Tags let you flexibly group and filter resources across resource groups or even subscriptions. You can use Azure Resource Graph queries to list or report on all servers with certain tags, similar to running a query in SCCM for a collection. This capability provides inventory views that aren't bound by a single hierarchy, an advantage over static OU groupings.
Azure Service Groups
A new concept in preview, Azure Service Groups allow dynamic grouping of resources across subscriptions and resource groups. Think of it as creating a custom group of servers (or other resources) from anywhere in your tenant to monitor or manage together.
For example, you could create an "All SQL Servers" group to aggregate SQL Server instances across multiple resource groups, without including other resource types.
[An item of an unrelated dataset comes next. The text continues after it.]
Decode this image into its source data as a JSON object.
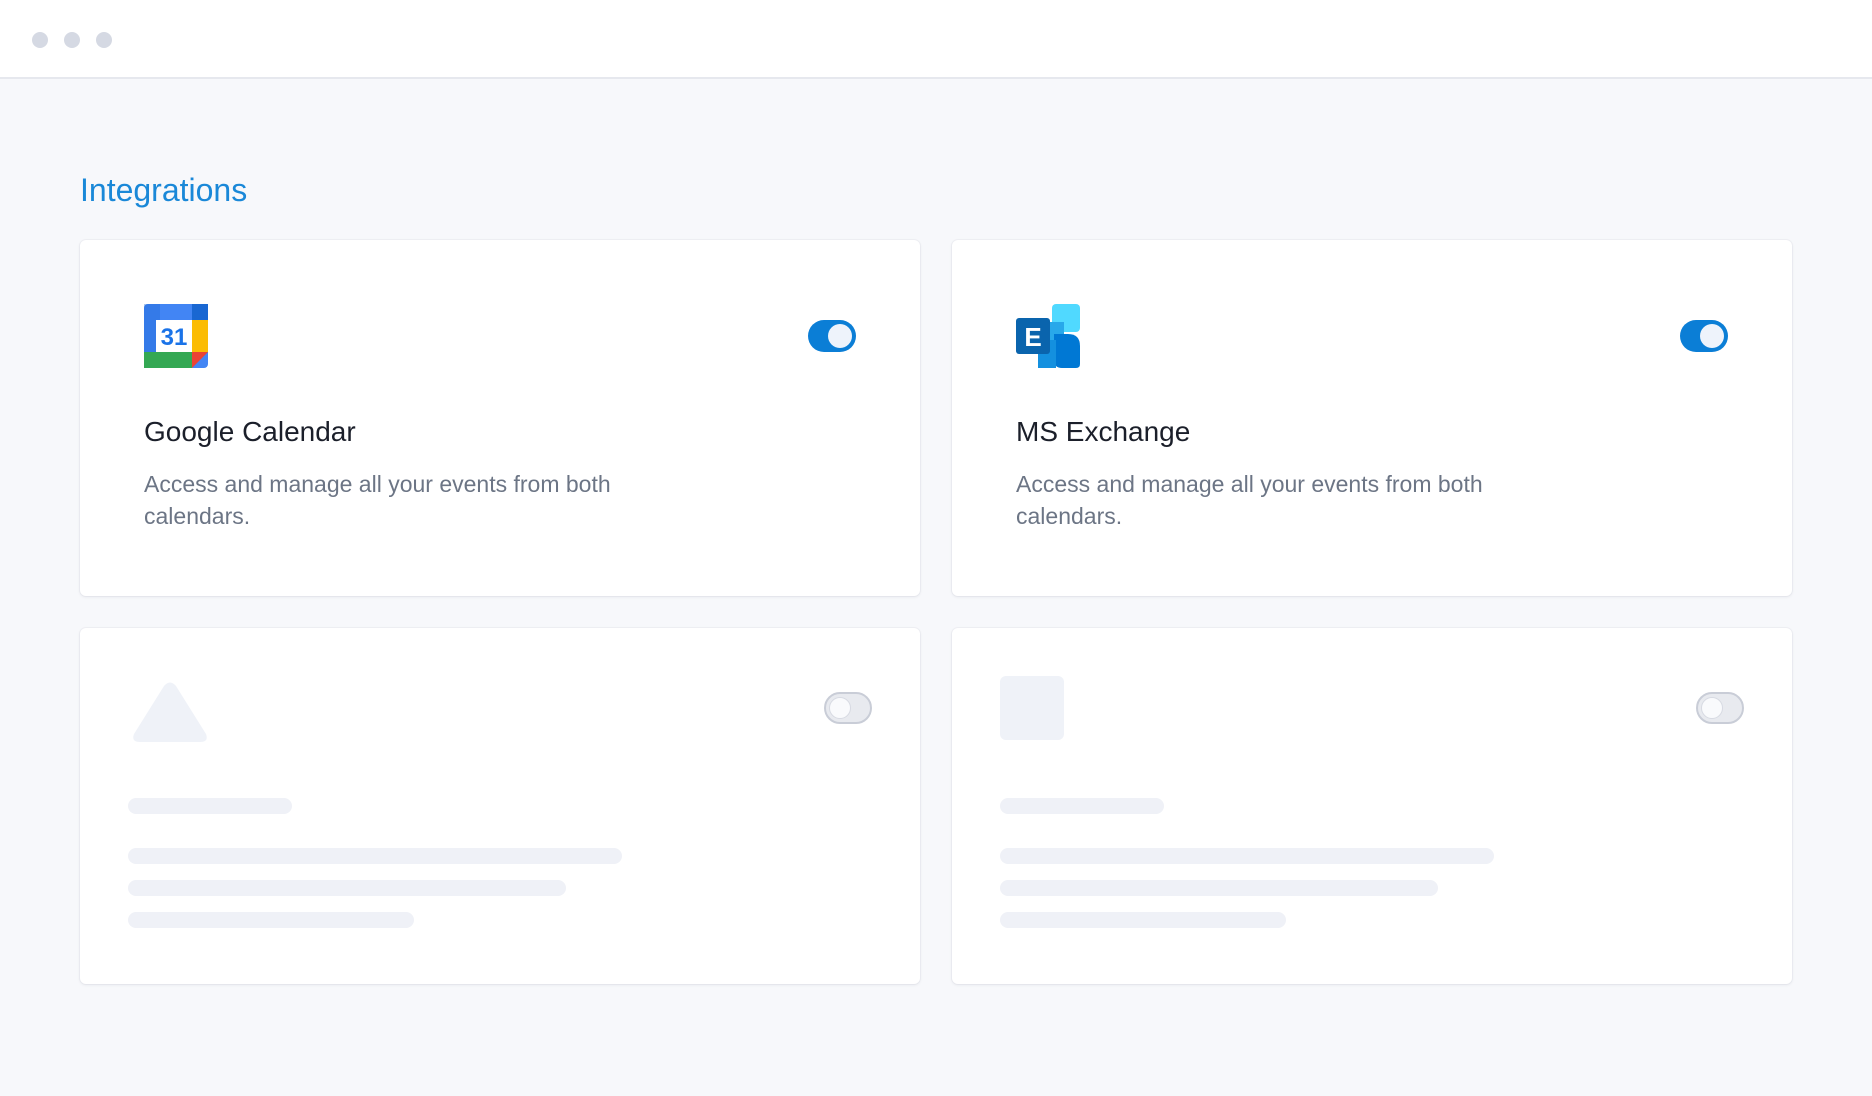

Service Groups enable multiple hierarchies in parallel (one resource can belong to multiple groups) without changing the underlying resource organization.
While you can't apply Azure Policy or Azure role-based access control (Azure RBAC) to Service Groups, they can be useful for inventory views and aggregated monitoring of related systems. These uses are similar to how you might use SCCM device collections or AD dynamic groups to watch a set of machines.
Azure Change Tracking and Inventory
Azure Change Tracking and Inventory continuously logs changes in software, registry, services, and files on Azure VMs and Arc-enabled servers, as if you had an always-on Configuration Management Database (CMDB) and change auditor. Detailed records show what software is installed on each server and when changes were made, helping with troubleshooting and compliance. For example, you can see when a service was stopped, an update was applied, or a configuration file was changed.
Azure Resource Graph
Azure Resource Graph is a powerful query engine that lets you query all your Azure resources (including Arc-enabled servers) using Kusto Query Language. For example, you can run a query to find all Arc-enabled servers in a specific region with a certain tag, or all VMs running Windows Server 2012 in real-time.
The ability to create custom queries becomes more useful as your environment scales, helping you maintain visibility across all of your servers. And because Azure Arc treats on-premises servers as Azure resources, these servers are included in these queries by default, with no separate inventory system needed.